FRANKFURT (Reuters) - Global rating agencies appear to have learned from past errors and their current assessment may better reflect euro zone vulnerabilities before the continent’s debt crisis, a European Central Bank research paper concluded.
Ratings before 2010 did not serve as a leading indicator of debt and growth risks but there is some evidence that ratings are now more sensitive to institutional factors and economic fundamentals, the authors said in a paper that does not necessarily reflect the ECB’s views.
Some regulators and policymakers questioned the judgment of rating agencies for giving top-notch credit scores to debt that later unraveled, and for failing to properly appreciate the risks in more complex financial instruments.
EU lawmakers implemented new regulations on rating agencies after the crisis but some have called for even more stringent rules.
“While in the pre-sovereign crisis period buoyancy was masking latent vulnerabilities, there appear to have been some learning process by rating agencies since 2010, leading to a swifter adjustment of rating agencies to a move in fundamentals,” the ECB paper, published on Thursday, said.
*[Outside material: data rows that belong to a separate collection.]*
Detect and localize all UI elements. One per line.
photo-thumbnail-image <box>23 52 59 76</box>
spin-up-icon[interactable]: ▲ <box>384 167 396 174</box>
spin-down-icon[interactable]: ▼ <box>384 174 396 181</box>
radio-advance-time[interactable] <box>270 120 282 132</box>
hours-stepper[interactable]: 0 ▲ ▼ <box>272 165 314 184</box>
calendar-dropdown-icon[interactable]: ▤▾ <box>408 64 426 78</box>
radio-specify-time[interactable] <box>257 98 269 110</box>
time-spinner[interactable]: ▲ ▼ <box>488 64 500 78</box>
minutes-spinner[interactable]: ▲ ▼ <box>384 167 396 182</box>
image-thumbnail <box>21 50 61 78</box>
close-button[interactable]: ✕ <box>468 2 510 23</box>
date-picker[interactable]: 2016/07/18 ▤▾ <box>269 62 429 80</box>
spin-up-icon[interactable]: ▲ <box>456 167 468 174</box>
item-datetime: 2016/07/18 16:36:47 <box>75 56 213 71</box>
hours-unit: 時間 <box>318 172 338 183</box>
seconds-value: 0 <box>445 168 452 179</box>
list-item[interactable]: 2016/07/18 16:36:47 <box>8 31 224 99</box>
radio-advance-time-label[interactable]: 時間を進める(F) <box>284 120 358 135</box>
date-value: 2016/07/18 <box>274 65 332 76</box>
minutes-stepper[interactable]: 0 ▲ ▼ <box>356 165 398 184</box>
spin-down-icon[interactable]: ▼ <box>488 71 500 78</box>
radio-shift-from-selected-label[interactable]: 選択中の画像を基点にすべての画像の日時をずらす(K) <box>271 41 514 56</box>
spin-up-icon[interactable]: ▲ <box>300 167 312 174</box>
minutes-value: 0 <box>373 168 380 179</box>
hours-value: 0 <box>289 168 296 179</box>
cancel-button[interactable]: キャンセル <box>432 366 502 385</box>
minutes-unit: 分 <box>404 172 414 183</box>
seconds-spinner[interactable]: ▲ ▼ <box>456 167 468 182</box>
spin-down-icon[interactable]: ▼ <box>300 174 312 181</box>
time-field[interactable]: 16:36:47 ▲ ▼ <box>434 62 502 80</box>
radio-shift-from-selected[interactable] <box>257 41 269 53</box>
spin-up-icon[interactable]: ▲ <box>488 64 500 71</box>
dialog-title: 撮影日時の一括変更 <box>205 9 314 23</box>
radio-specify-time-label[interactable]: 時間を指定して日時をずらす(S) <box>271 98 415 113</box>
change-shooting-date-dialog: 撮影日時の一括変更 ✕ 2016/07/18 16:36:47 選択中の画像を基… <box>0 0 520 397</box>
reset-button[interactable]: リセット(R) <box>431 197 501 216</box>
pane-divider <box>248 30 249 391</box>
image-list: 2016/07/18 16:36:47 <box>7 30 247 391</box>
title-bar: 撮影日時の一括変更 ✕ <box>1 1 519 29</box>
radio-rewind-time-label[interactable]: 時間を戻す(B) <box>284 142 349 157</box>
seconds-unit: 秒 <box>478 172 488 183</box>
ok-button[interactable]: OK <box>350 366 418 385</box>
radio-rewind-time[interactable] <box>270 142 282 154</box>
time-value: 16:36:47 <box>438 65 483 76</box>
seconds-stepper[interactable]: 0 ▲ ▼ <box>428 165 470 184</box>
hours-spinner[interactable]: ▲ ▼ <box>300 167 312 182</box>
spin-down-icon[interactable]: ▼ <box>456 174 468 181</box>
Rating moves suggest that agencies have attached a higher emphasis to risks stemming from the fiscal dynamics, whereas economic development seemed to have played a stronger role in the pre-crisis period.
“This implies that the current ratings may better reflect the significant vulnerabilities and risks of several euro area countries,” the paper said. “The size of the downgrades observed since the start of the sovereign crisis has been broadly in line with the deterioration of economic fundamentals for most countries.”